Bernstein memperkirakan bahwa Project Rainier bisa menyumbang hingga 2.6% dari pendapatan AWS di 2026 dan berpotensi lebih dari 4% di 2027. "Ini adalah pertama kalinya kami membangun kluster pelatihan dengan skala begitu besar yang memungkinkan pelanggan, dalam hal ini Anthropic, untuk melatih satu model di seluruh infrastruktur itu," kata Gadi Hutt, Director of Product and Customer Engineering di Annapurna Labs.[4]

Implikasi untuk Developer AI Indonesia: Pelajaran dalam Comeback Strategis

Untuk pengembang aplikasi AI dan software developer AI di Indonesia, situasi AWS menawarkan beberapa pembelajaran strategis penting. Pertama, bahkan pemimpin pasar yang dominan dapat tertinggal ketika transformasi teknologi besar terjadi. AWS yang menguasai cloud computing selama lebih dari dekade sekarang harus berjuang melawan Microsoft dan Google dalam perlombaan cloud AI, demonstrasi bahwa tidak ada posisi yang benar-benar aman dalam teknologi.

Kedua, ketinggalan tidak berarti kalah. Respons AWS melalui investasi masif (lebih dari $100 miliar untuk infrastruktur), kemitraan strategis dengan Anthropic, dan strategi perangkat keras kustom (chip Trainium) menunjukkan bahwa incumbent dengan sumber daya dalam dapat melakukan comeback jika bertindak tegas. Untuk developer Indonesia yang membangun startup atau produk, ini pengingat bahwa pivot dan adaptasi lebih penting dari keunggulan sebagai pelopor.

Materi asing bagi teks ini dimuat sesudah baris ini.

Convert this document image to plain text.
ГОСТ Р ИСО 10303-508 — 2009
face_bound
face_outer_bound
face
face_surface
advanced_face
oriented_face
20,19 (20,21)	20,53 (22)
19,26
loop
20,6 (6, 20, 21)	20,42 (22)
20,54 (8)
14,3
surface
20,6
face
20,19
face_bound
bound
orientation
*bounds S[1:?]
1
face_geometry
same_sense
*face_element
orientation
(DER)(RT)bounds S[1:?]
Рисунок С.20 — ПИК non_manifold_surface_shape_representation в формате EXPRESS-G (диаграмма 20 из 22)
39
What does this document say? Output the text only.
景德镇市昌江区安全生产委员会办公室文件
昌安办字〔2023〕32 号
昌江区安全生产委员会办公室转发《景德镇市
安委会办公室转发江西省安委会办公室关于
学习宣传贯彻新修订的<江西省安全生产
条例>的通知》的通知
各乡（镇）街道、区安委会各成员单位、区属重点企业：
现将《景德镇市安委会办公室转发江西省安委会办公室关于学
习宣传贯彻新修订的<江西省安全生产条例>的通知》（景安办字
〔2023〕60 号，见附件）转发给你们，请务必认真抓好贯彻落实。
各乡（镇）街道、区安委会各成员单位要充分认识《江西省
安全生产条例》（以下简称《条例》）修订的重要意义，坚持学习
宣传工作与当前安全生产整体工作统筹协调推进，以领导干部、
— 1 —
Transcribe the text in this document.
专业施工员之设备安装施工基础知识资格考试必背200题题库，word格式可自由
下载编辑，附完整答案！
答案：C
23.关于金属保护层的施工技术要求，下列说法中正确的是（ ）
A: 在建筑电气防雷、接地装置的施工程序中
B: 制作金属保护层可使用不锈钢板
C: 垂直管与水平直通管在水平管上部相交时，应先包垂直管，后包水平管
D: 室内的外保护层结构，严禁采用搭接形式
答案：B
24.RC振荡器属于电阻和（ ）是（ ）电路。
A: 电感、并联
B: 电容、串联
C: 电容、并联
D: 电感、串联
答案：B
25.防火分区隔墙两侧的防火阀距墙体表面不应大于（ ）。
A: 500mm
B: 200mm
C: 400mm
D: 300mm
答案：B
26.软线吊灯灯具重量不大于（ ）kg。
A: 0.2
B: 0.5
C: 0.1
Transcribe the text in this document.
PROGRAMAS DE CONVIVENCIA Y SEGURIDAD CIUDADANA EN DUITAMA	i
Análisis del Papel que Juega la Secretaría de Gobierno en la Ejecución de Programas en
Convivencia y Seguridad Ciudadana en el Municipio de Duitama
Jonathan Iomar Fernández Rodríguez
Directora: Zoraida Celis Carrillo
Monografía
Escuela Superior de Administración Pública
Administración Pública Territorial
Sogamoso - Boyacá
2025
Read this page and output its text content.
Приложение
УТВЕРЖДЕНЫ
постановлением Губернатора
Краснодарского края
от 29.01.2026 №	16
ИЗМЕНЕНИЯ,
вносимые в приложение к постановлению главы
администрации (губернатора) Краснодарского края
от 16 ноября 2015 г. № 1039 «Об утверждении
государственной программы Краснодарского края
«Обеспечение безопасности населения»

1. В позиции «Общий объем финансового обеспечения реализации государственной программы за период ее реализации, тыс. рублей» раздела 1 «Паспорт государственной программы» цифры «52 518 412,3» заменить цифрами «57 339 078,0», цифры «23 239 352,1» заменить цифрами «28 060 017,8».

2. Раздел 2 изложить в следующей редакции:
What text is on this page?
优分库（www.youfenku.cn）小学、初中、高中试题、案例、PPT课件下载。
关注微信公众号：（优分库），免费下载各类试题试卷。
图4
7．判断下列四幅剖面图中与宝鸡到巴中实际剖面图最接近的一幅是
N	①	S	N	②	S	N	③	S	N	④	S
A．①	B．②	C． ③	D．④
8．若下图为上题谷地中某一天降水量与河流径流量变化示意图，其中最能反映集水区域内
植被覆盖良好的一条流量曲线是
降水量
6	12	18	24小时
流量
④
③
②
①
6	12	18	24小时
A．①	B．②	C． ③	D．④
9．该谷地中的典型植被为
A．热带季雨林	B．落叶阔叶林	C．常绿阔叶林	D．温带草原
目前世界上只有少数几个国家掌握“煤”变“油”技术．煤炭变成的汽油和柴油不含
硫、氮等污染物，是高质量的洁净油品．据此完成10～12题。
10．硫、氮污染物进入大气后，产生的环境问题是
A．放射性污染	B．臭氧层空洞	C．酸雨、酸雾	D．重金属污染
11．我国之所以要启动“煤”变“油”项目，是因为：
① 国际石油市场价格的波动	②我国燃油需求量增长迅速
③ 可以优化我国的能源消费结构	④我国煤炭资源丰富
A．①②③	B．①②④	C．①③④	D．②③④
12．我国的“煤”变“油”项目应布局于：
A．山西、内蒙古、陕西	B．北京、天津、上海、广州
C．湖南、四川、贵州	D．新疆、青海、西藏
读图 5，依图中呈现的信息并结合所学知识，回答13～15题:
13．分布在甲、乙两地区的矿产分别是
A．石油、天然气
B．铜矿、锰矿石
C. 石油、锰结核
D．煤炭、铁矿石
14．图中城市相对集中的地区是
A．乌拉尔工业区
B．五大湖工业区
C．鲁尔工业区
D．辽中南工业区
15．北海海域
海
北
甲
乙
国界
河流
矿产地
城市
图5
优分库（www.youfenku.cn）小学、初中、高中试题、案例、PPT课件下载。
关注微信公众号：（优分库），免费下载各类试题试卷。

Ketiga, kemitraan strategis dapat mengubah permainan. Kemitraan Microsoft dengan OpenAI memberi mereka awal yang signifikan. AWS sekarang bertaruh besar pada kemitraan Anthropic. Jika model Claude menjadi alternatif kompetitif ke GPT, ini bisa menyalurkan beban kerja masif ke infrastruktur AWS. Untuk developers di Indonesia, pertanyaannya: kemitraan strategis mana yang dapat mempercepat pertumbuhan dan mengurangi kerugian kompetitif?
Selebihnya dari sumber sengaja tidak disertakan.